My Two Dads
It was a story that captured the nation and social media, especially in the realm of separated or divorced families. A picture of a little girl, and two “dads”, attending an event dedicated to fathers and their daughters, a father/daughter dance. For years, when I lived in Pennsylvania, I was the disc jockey for an event like this, annually, for eleven years. What became quite clear over those years, there were so many different situations at this dance, especially who escorted the young ladies. While a majority of the parents that were there, were biological or legal (adopted) fathers, there were also uncles, friends, mothers, and step-fathers. And there were any number of reasons, if a child was not there with their own father.
The two men in the photo have very important roles to the little girl. One of the men is her father, divorced from her mother. The other man is currently engaged to her mother. When they get married, he will carry the title, “stepfather.”
Decades ago, the “step” along with either mother or father often carried a negative connotation to it, thanks probably to Cinderella, and the way her stepmother treated her, as did her stepsisters, in the fairy tale. Often times, step children were often portrayed as being sub-family, of little value to the step parent, treated as not one of their own.
There were television sitcoms along the way that would help to disprove the myth of the dynamic of the stepfamily, most famously, the Brady Bunch.
The focus of this television show, featured a widower father, and a mother who is believed to have been divorced, though it was never formally televised because back in the 1970’s divorce was still pretty much a taboo subject. So it was never really addressed why Mrs. Brady was single. But together, along with their housekeeper, the Brady’s functioned as a unified unit, never really having to deal with the fact that other than the pilot episode, the show never really dealt with the issues of a stepfamily, rather just appearing a regular family.
But the dynamic of a step-parent has taken a much different direction these days.
In this photo, both men appear to be having a great time, all for the benefit of the little girl. And it is not that because the men are best of friends. Quite the contrary, in the beginning, they were adversaries. But as this story was printed, they realized that the situation, the Daddy/Daughter Dance was not about them, it was about their daughter/soon-to-be stepdaughter and the memories that she was going to have of that event. The men admit that there were difficulties in getting along in the beginning, most likely due to the emotions spurred by the divorce between the girl’s original parents. The future “step-father” is only naturally going to to be an ally to the mother, and adopt any hostilities toward the father of the child.

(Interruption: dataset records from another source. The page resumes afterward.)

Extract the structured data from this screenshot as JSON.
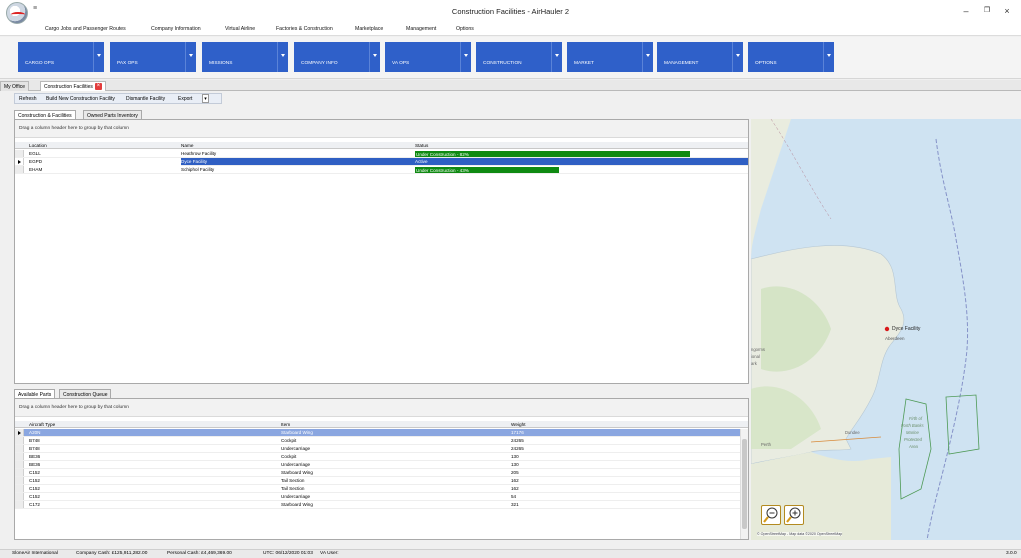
{
  "window": {
    "title": "Construction Facilities - AirHauler 2",
    "qat_glyph": "≡"
  },
  "menu": {
    "items": [
      "Cargo Jobs and Passenger Routes",
      "Company Information",
      "Virtual Airline",
      "Factories & Construction",
      "Marketplace",
      "Management",
      "Options"
    ]
  },
  "ribbon": {
    "tiles": [
      "CARGO OPS",
      "PAX OPS",
      "MISSIONS",
      "COMPANY INFO",
      "VA OPS",
      "CONSTRUCTION",
      "MARKET",
      "MANAGEMENT",
      "OPTIONS"
    ],
    "accent": "#2f60c9"
  },
  "doc_tabs": {
    "my_office": "My Office",
    "construction": "Construction Facilities"
  },
  "toolbar": {
    "refresh": "Refresh",
    "build": "Build New Construction Facility",
    "dismantle": "Dismantle Facility",
    "export": "Export"
  },
  "panel_tabs": {
    "facilities": "Construction & Facilities",
    "owned_parts": "Owned Parts Inventory"
  },
  "facilities_grid": {
    "group_hint": "Drag a column header here to group by that column",
    "columns": {
      "location": "Location",
      "name": "Name",
      "status": "Status"
    },
    "rows": [
      {
        "location": "EGLL",
        "name": "Heathrow Facility",
        "status": "Under Construction - 82%",
        "progress": 0.82
      },
      {
        "location": "EGPD",
        "name": "Dyce Facility",
        "status": "Active",
        "progress": null
      },
      {
        "location": "EHAM",
        "name": "Schiphol Facility",
        "status": "Under Construction - 43%",
        "progress": 0.43
      }
    ]
  },
  "bottom_tabs": {
    "available_parts": "Available Parts",
    "queue": "Construction Queue"
  },
  "parts_grid": {
    "group_hint": "Drag a column header here to group by that column",
    "columns": {
      "aircraft": "Aircraft Type",
      "item": "Item",
      "weight": "Weight"
    },
    "rows": [
      {
        "aircraft": "A20N",
        "item": "Starboard Wing",
        "weight": "17176"
      },
      {
        "aircraft": "B748",
        "item": "Cockpit",
        "weight": "24265"
      },
      {
        "aircraft": "B748",
        "item": "Undercarriage",
        "weight": "24265"
      },
      {
        "aircraft": "BE36",
        "item": "Cockpit",
        "weight": "130"
      },
      {
        "aircraft": "BE36",
        "item": "Undercarriage",
        "weight": "130"
      },
      {
        "aircraft": "C152",
        "item": "Starboard Wing",
        "weight": "205"
      },
      {
        "aircraft": "C152",
        "item": "Tail Section",
        "weight": "162"
      },
      {
        "aircraft": "C152",
        "item": "Tail Section",
        "weight": "162"
      },
      {
        "aircraft": "C152",
        "item": "Undercarriage",
        "weight": "54"
      },
      {
        "aircraft": "C172",
        "item": "Starboard Wing",
        "weight": "321"
      }
    ]
  },
  "map": {
    "marker_label": "Dyce Facility",
    "labels": {
      "aberdeen": "Aberdeen",
      "dundee": "Dundee",
      "perth": "Perth",
      "firth": "Firth of",
      "forth_banks": "Forth Banks",
      "marine": "Marine",
      "protected": "Protected",
      "area": "Area",
      "grampians1": "ngorms",
      "grampians2": "ional",
      "grampians3": "ark"
    },
    "attribution": "© OpenStreetMap - Map data ©2020 OpenStreetMap"
  },
  "statusbar": {
    "company": "SloneAir International",
    "company_cash": "Company Cash: £125,911,282.00",
    "personal_cash": "Personal Cash: £4,469,369.00",
    "utc": "UTC: 06/12/2020 01:03",
    "va_user": "VA User:",
    "version": "3.0.0"
  }
}
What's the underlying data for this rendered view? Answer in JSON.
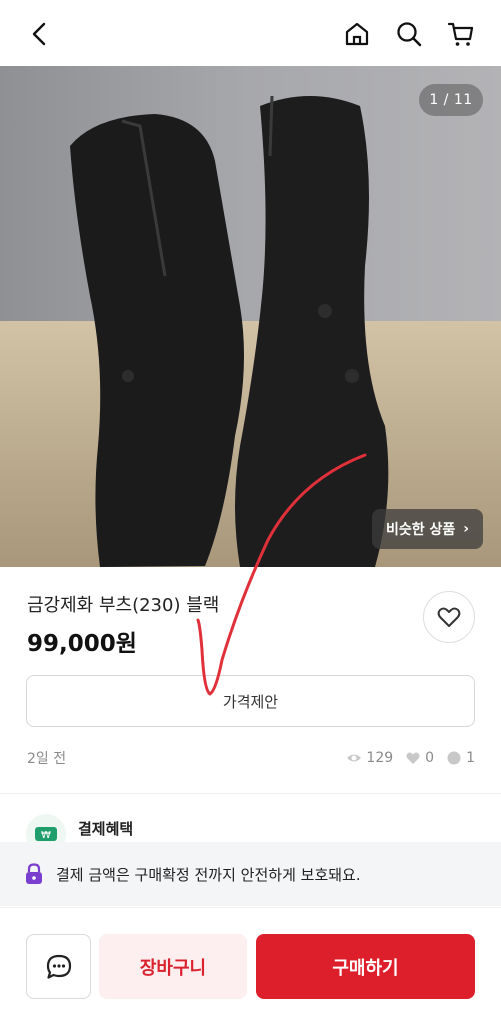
{
  "header": {
    "back_icon": "chevron-left-icon",
    "home_icon": "home-icon",
    "search_icon": "search-icon",
    "cart_icon": "cart-icon"
  },
  "gallery": {
    "counter": "1 / 11",
    "similar_label": "비슷한 상품",
    "similar_chevron": "›"
  },
  "product": {
    "title": "금강제화 부츠(230) 블랙",
    "price": "99,000원",
    "offer_label": "가격제안",
    "posted": "2일 전",
    "views": "129",
    "likes": "0",
    "chats": "1"
  },
  "benefit": {
    "label": "결제혜택",
    "icon": "won-icon"
  },
  "notice": {
    "text": "결제 금액은 구매확정 전까지 안전하게 보호돼요.",
    "icon": "lock-icon"
  },
  "actions": {
    "cart_label": "장바구니",
    "buy_label": "구매하기",
    "chat_icon": "chat-icon"
  },
  "colors": {
    "accent": "#dd1f2c",
    "accent_light": "#fdeef0",
    "benefit_green": "#1f9d6b",
    "lock_purple": "#7b3fd0"
  }
}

But these two men realize what is at stake. The girl is young. But she is going to remember this moment for her lifetime.

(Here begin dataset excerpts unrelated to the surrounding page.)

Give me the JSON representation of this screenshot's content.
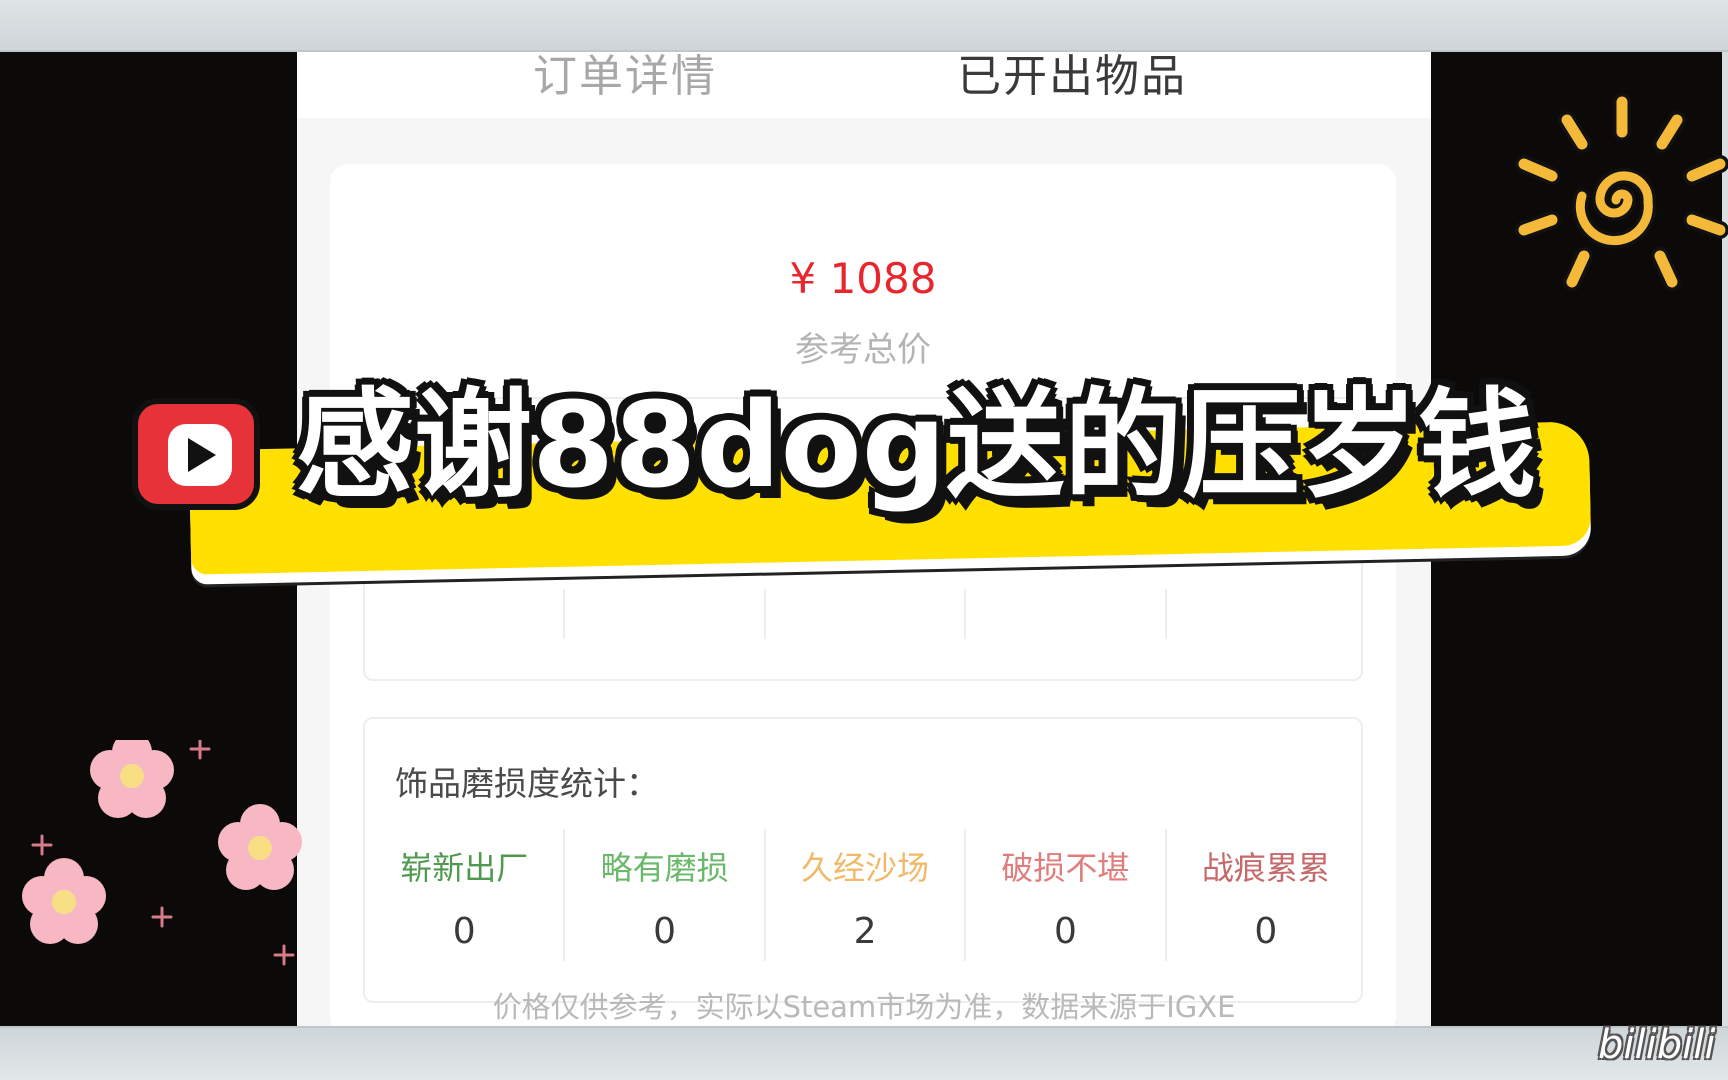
{
  "tabs": [
    "订单详情",
    "已开出物品"
  ],
  "summary": {
    "price": "¥ 1088",
    "price_label": "参考总价"
  },
  "wear_stats": {
    "title": "饰品磨损度统计：",
    "columns": [
      {
        "label": "崭新出厂",
        "value": "0",
        "color": "#4f9a4f"
      },
      {
        "label": "略有磨损",
        "value": "0",
        "color": "#6ab86a"
      },
      {
        "label": "久经沙场",
        "value": "2",
        "color": "#f1b868"
      },
      {
        "label": "破损不堪",
        "value": "0",
        "color": "#e07d7d"
      },
      {
        "label": "战痕累累",
        "value": "0",
        "color": "#c46a6a"
      }
    ]
  },
  "footnote": "价格仅供参考，实际以Steam市场为准，数据来源于IGXE",
  "banner": {
    "text": "感谢88dog送的压岁钱",
    "icon": "play-icon"
  },
  "decorations": [
    "sun-icon",
    "flower-icon"
  ],
  "watermark": "bilibili"
}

As a child, I had both a step-father and a step-mother. While my biological parents may have had their adversarial relationship, I can honestly say that both of my step-parents stayed in their lanes. Neither tried to exert any kind of parental power over me and at no time did either attempt to replace their biological equal. And when it came to special events, like graduations, weddings, baptisms, etc., it was always made clear, they would not make that special day in my life, or my children’s lives, about them and their issues with my other parent.
The story does not address the emotions of the girl’s mother, nor does it tell of any confrontations, negative issues, allegations, of the family as it legally separated and divorced. But what is clear, this father, and the step-father-to-be have done what so many strive to do, keep the divorce limited to the husband and wife, and not the mother and father. A divorce is between a husband and wife. A mother and father cannot get divorced. And no matter the feelings that one spouse has for the other, those feelings should never be taken out on the children at their expense, especially to make the other parent “suffer.”
Children of all ages, will always remember what they have seen, and what they have been told. And if it has been lies, coming at the expense of the other parent, costing time and the relationship, the hurt and resentment will take a long time to forgive, if possible, and even to forget. Children know what to expect of their parents because they have spent most of their early lives with them. They know what is possible, and what is not. As the two men above demonstrated, when it comes to the children, keep the relationship with the children, about the children. It can be done.